Right now here are King Timmys views on the Terrors away days over at Molesey and Chipstead:

 The Black and White Army returned to its travels about a month ago with a trip west to the Land of the Setting Sun, otherwise known as Molesey. In truth, the sun didn’t bother to turn up at all, let alone dip beneath the horizon in a flame drenched finale. It was pissing with rain more or less all day and there were already puddles on the pitch as the first of the travelling hordes arrived. Probably not our greatest turnout but we still had the majority of a threadbare crowd.
The ref saw fit to go ahead and who could blame him. Football in a swamp has always appealed to me – either playing or watching. You may not see too many free-flowing moves but it does lend a blood and guts feel to proceedings. As a deluded young fan, most of my finest hours were spent watching the Mighty Terrors sweep all before them in the shark infested waters of Sandy Lane.
Not surprisingly, it was the likes of centre half Antonio Simeone who prospered, winning everything in the air and dealing with all that came his way against a competitive Molesey outfit. Yet it was the plum clad Terrors that held the upper hand, the in-form Darryl Coleman firing home from a well worked corner routine. And so it stayed, but at the interval, trickery and treachery were afoot behind the changing room doors. The Molesey players’ incessant wining as they made their way towards the moist but firm penalty area, pointing at drops of water and pretending to shudder, was enough to persuade the ref to call it a day.
For anyone who doesn’t believe in conspiracies, how many Tooting matches in the last 40 years have been abandoned with us losing? The answer s a big fat round number and it’s less than one.  

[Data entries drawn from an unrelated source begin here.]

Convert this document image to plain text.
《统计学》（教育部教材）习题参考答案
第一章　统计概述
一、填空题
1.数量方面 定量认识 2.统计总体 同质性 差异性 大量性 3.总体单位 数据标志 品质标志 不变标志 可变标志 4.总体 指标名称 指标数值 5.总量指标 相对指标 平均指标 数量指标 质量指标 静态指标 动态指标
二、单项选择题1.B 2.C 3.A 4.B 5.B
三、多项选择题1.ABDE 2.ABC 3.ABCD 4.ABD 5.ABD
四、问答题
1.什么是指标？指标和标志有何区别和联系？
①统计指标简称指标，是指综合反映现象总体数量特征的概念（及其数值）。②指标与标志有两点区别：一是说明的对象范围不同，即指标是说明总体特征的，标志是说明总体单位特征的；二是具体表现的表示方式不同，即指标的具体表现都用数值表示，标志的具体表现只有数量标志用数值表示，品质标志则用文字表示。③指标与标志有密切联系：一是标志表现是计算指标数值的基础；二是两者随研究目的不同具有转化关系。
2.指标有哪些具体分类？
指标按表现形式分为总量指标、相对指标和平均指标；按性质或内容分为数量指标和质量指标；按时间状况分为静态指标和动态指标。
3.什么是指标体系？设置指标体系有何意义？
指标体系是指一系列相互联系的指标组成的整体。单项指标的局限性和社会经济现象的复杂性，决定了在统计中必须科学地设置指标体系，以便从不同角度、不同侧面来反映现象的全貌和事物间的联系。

Never mind: an afternoon of rural pornography in Chipstead beckoned the following week. The Surrey village is the bastard offspring of the Farming/Stockbroker union: pavements do not exist in this peculiar part of the world where 75% of the local populace run around in Countryfile licensed tanks and mow down anything that moves. Best to leave the roads well alone. I did so and strolled through about four miles of woods and fields, dreams of John Craven stirring my loins as I predictably got lost amongst the grazing sheep. I also spotted a young deer, skipping happily through the trees at some pace, blissfully unaware of the fate that awaited at the hands of some bastard in an armoured car on the nearby road.
There was some football as well – and with the Bog End hordes more than trebling the average gate – festive fun for all the family. There was abit too much social intercourse amongst the black and white brigade with idle chatter about modern gramophone music and crop rotation diluting what should have been a rampant atmosphere, especially when Darryl Coleman hit the target once again, bending a sweetly struck free kick into the far corner. We remained impressive almost to the end with Isaiah Jones stealing in at the far post to sweep home his tenth of the season midway through the half. But a mild-mannered panic set in when the Stockbrokers capitalized on a ref’s cock up (failing to award us an obvious free kick at the other end) and supplied a decent finish to generate a few nerve mangling moments as the locals pressed for an equalizer. Then came the last gasp heroics: breaking out from a corner, Saidou (Citizen) Khan took the ball half the length of the pitch, outpacing the defence before taking it round the keeper and applying a magisterial finish: 3-1 to the Stripes.
We’re back there again in the Surrey Cup under the candles in a fortnight. Be sure to bring a searchlight and an anti-tank gun, and to wear a trifle in your hair.